Benefits of trading crypto futures on Bybit
Flexible leverage lets you pick a level matched to the contract and your own risk tolerance, rather than being locked into a single, fixed ratio across every trade. A trader who’s comfortable with volatility on a major pair like BTCUSDT might run higher leverage than they would on a thinner, more erratic altcoin contract. Bybit's per-contract leverage caps directly reflect that difference.
Transparent trading fees, with the most up-to-date rates published on Bybit's fee schedule, make it possible to calculate costs upfront instead of having them surface as a surprise after a string of trades.
Deep liquidity on major contracts helps support smoother order execution and tighter spreads. It also reduces slippage on both entries and exits, particularly in fast-moving markets where thin liquidity elsewhere would widen the gap between the expected price and the filled price.
Built-in risk controls — such as TP/SL orders and multiple margin modes — let you define an exit before you ever enter a position, rather than improvising under pressure once a trade has already moved against you.Â
Together, these features help you manage risk, though none of them changes the underlying volatility you're trading against.
Risks of crypto futures trading
Leverage amplifies losses with the same force it amplifies gains. A modest adverse move can erase a meaningful share of your margin faster than spot trading ever would.
Liquidation means losing your allocated margin outright. Under Cross margin mode, that exposure can extend beyond a single position to your broader account balance, since collateral is shared across open trades, rather than ring-fenced per position.
Crypto markets carry a level of volatility that spot traders can often tolerate, but leveraged futures traders cannot afford to ignore. Price swings of several percent within a single session aren't unusual even on major pairs, let alone smaller-cap contracts.
Funding fees on perpetual contracts accrue periodically. They’re credited or debited depending upon which side of the trade you're holding, and they can quietly erode returns on positions held over longer periods — particularly when the funding rates trend persistently in one direction.
Regulatory treatment of crypto derivatives is uneven across jurisdictions, adding a layer of uncertainty that lies entirely outside price risk, and is harder to hedge against directly.
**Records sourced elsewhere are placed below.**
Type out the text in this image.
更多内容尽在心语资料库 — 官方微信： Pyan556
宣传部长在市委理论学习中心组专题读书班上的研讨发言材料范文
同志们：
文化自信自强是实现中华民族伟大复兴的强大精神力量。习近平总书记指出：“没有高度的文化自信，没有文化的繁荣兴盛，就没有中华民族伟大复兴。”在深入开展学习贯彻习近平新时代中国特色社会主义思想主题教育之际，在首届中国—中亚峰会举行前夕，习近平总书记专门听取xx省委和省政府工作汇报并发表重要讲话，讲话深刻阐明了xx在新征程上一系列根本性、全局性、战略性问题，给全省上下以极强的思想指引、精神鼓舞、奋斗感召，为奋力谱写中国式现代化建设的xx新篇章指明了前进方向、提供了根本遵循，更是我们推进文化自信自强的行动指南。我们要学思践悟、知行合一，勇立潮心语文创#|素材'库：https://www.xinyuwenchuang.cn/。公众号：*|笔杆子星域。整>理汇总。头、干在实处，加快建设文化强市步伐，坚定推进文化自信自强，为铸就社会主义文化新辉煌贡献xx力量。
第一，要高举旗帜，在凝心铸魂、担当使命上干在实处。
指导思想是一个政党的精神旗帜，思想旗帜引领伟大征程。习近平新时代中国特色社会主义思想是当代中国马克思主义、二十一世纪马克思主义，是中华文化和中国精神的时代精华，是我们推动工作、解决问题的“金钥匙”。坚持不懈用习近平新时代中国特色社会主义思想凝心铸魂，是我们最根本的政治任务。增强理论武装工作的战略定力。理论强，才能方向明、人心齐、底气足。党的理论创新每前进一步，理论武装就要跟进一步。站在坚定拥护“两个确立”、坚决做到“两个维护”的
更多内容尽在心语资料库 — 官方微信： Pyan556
Futures trading punishes a lack of risk management knowledge more severely than spot trading does. Therefore, anyone who doesn’t yet have a working grasp of margin requirements, liquidation triggers and mark-to-market mechanics should build that understanding before committing meaningful capital.
These risks are precisely why Bybit pairs leveraged products with TP/SL options and visible liquidation price tracking under the Positions tab, rather than leaving risk controls as something you configure only after a position is already underwater. Treating these tools as optional — rather than as a starting requirement — is where most avoidable liquidations originate.
Conclusion
Crypto futures offer flexible, capital-efficient exposure, along with hedging tools that spot trading can't replicate. However, this flexibility comes bundled with liquidation risk, funding costs and the amplifying effect that leverage has on both gains and losses. Beginning crypto futures traders should start with conservative leverage, confirm their margin mode and set TP/SL safeguards before opening positions.Â
None of these steps eliminate market risk entirely. But skipping them is how a manageable first trade can turn into an avoidable liquidation. Treat these risk controls as a firm prerequisite — not an option — before sizing up your positions.